Not sure if it's a bug, but training for 8000 steps with "subject_filewords.txt" didn't produce anything remotely connected with training data (using 6 imgs dataset), while using default "style_filewords.txt" prompt template file was generating likeness since first 500 steps (using 7 imgs dataset). Both datasets were preprocessed by Automatic1111 with "flip" flag on before run.

Do I need to train more, or use larger dataset for subject?

H1M4W4R1 commented 1 year ago

Note: subject == object.

It works quite well. I tried it with several different options (by purging embedding each time). Best one was with full dataset (88 face images... EDIT: multiplied by 2 due to flip actually could get more, but got too bored with cutting images) - 5000 steps, 0.05 learning rate, 6 vectors.

Images gets about 80-90% accuracy which I can quickly fix using inpaint to get something like 95-99%.

How-to The most important thing is the amount of vectors. I recommend around 6-12 for good accuracy and semi-good editability. Going less will require way more steps (it increases editability, but decreases accuracy). Going more is reverse of previous rule - less editability, more accuracy.

The second important thing: your images in dataset must be similar to ones in your model. If you go with anime images and real-world model your embedding will easily get f-d up.

For way better results go to 25k steps, it's quite overkill, depends on image complexity, which affects SD quite heavily. Eg. outfit: Teaching single outfit element on cut images (only this element and part of body is visible) gets good results in 5-10k 6V, when entire outfit will need sth like 100-500k 24V. It's better to cut outfit into specific elements and then prompt them together. Also ignore things like eye color, hair color in your filewords. They usually do more harm than help. I commonly don't even use filewords at all.

Sometimes it's better to define objects as eg. 'girl wearing '. This gives context to AI and it knows that element is part of clothing, so it searches it on characters and leaves environment alone. Also it gives a problem later during prompting, but it's easier to learn how to prompt than wait for good embedding.

Technical things Teaching style is easier, because it's for "likeness" of entire image, but object/subject is way harder, because your AI needs to distinguish it from other objects. Things gets even harder when two objects have same/heavily similar name and different shape / location. Eg. you can wear scarf on your neck and scarf on your mouth (during winter). My model has already first option defined, but second one was not... Even 100k steps at my usual settings were too low...
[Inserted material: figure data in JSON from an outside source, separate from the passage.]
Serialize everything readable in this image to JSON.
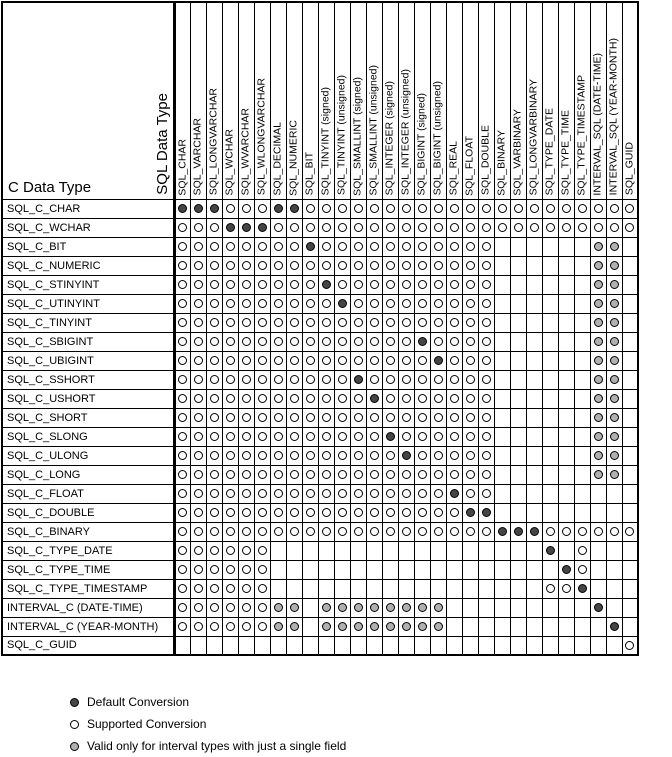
{
  "colors": {
    "default_fill": "#454545",
    "supported_fill": "#ffffff",
    "interval_fill": "#b0b0b0",
    "grid_border": "#000000",
    "background": "#ffffff"
  },
  "chart_data": {
    "type": "table",
    "row_axis_label": "C Data Type",
    "col_axis_label": "SQL Data Type",
    "cell_codes": {
      "D": "Default Conversion",
      "S": "Supported Conversion",
      "I": "Valid only for interval types with just a single field",
      ".": "no conversion"
    },
    "columns": [
      "SQL_CHAR",
      "SQL_VARCHAR",
      "SQL_LONGVARCHAR",
      "SQL_WCHAR",
      "SQL_WVARCHAR",
      "SQL_WLONGVARCHAR",
      "SQL_DECIMAL",
      "SQL_NUMERIC",
      "SQL_BIT",
      "SQL_TINYINT (signed)",
      "SQL_TINYINT (unsigned)",
      "SQL_SMALLINT (signed)",
      "SQL_SMALLINT (unsigned)",
      "SQL_INTEGER (signed)",
      "SQL_INTEGER (unsigned)",
      "SQL_BIGINT (signed)",
      "SQL_BIGINT (unsigned)",
      "SQL_REAL",
      "SQL_FLOAT",
      "SQL_DOUBLE",
      "SQL_BINARY",
      "SQL_VARBINARY",
      "SQL_LONGVARBINARY",
      "SQL_TYPE_DATE",
      "SQL_TYPE_TIME",
      "SQL_TYPE_TIMESTAMP",
      "INTERVAL_SQL (DATE-TIME)",
      "INTERVAL_SQL (YEAR-MONTH)",
      "SQL_GUID"
    ],
    "rows": [
      {
        "label": "SQL_C_CHAR",
        "cells": "DDDSSSDDSSSSSSSSSSSSSSSSSSSSS"
      },
      {
        "label": "SQL_C_WCHAR",
        "cells": "SSSDDDSSSSSSSSSSSSSSSSSSSSSSS"
      },
      {
        "label": "SQL_C_BIT",
        "cells": "SSSSSSSSDSSSSSSSSSSS......II."
      },
      {
        "label": "SQL_C_NUMERIC",
        "cells": "SSSSSSSSSSSSSSSSSSSS......II."
      },
      {
        "label": "SQL_C_STINYINT",
        "cells": "SSSSSSSSSDSSSSSSSSSS......II."
      },
      {
        "label": "SQL_C_UTINYINT",
        "cells": "SSSSSSSSSSDSSSSSSSSS......II."
      },
      {
        "label": "SQL_C_TINYINT",
        "cells": "SSSSSSSSSSSSSSSSSSSS......II."
      },
      {
        "label": "SQL_C_SBIGINT",
        "cells": "SSSSSSSSSSSSSSSDSSSS......II."
      },
      {
        "label": "SQL_C_UBIGINT",
        "cells": "SSSSSSSSSSSSSSSSDSSS......II."
      },
      {
        "label": "SQL_C_SSHORT",
        "cells": "SSSSSSSSSSSDSSSSSSSS......II."
      },
      {
        "label": "SQL_C_USHORT",
        "cells": "SSSSSSSSSSSSDSSSSSSS......II."
      },
      {
        "label": "SQL_C_SHORT",
        "cells": "SSSSSSSSSSSSSSSSSSSS......II."
      },
      {
        "label": "SQL_C_SLONG",
        "cells": "SSSSSSSSSSSSSDSSSSSS......II."
      },
      {
        "label": "SQL_C_ULONG",
        "cells": "SSSSSSSSSSSSSSDSSSSS......II."
      },
      {
        "label": "SQL_C_LONG",
        "cells": "SSSSSSSSSSSSSSSSSSSS......II."
      },
      {
        "label": "SQL_C_FLOAT",
        "cells": "SSSSSSSSSSSSSSSSSDSS........."
      },
      {
        "label": "SQL_C_DOUBLE",
        "cells": "SSSSSSSSSSSSSSSSSSDD........."
      },
      {
        "label": "SQL_C_BINARY",
        "cells": "SSSSSSSSSSSSSSSSSSSSDDDSSSSSS"
      },
      {
        "label": "SQL_C_TYPE_DATE",
        "cells": "SSSSSS.................D.S..."
      },
      {
        "label": "SQL_C_TYPE_TIME",
        "cells": "SSSSSS..................DS..."
      },
      {
        "label": "SQL_C_TYPE_TIMESTAMP",
        "cells": "SSSSSS.................SSD..."
      },
      {
        "label": "INTERVAL_C (DATE-TIME)",
        "cells": "SSSSSSII.IIIIIIII.........D.."
      },
      {
        "label": "INTERVAL_C (YEAR-MONTH)",
        "cells": "SSSSSSII.IIIIIIII..........D."
      },
      {
        "label": "SQL_C_GUID",
        "cells": "............................S"
      }
    ]
  },
  "legend": {
    "items": [
      {
        "code": "D",
        "label": "Default Conversion"
      },
      {
        "code": "S",
        "label": "Supported Conversion"
      },
      {
        "code": "I",
        "label": "Valid only for interval types with just a single field"
      }
    ]
  }
}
Less vectors require more steps (to get accurate results) because you've way more possible outputs with same number of inputs. Thus you also need more images. Reverse for higher-count vectors.

Shortcut If you want similar image go for style. If you want specific element on image (clothing, jewellery etc.) go for subject. I also recommend editing templates to give context of "what it is" (clothing, enviro. etc.).

I recommend small vector counts for describing generics like character's sex, furniture name etc. In this case you need editability and sometimes creativity of AI is useful. For very specific things like eg. specific model of GPU go with higher vectors count (cuz you've less images of eg. 'Tesla K20X' and it's more specific than 'girl').

Appendix I work with Waifu model on RTX 2070 Super, Ryzen 9 3900X, 64GB DDR4 3600MHz. Sometimes I also turn my K20X on when I need some more power, but K20X has quite low bandwidth, so it's mostly when I need to run some engineering software while training AI.

barleyj21 commented 1 year ago

Thank you! You've explained this really well! I've been training everything I've mentioned in this issue with 10 vectors, but only gave it a couple of attempts so far. Now that, thanks to you, i'm sure it's working, i'm going to try with more training data and more steps, vectors, etc

There are historical figures that aren't looking alike to how they are depicted in photos and drawings (so it seems that their dataset didn't have access to representations i'm used to) with default stable diffusion model. And I've managed to greatly improve results with just 5000 steps using default style_filewords.txt and 6 images set, so now i want to do some extensive testing with one subject and various approaches.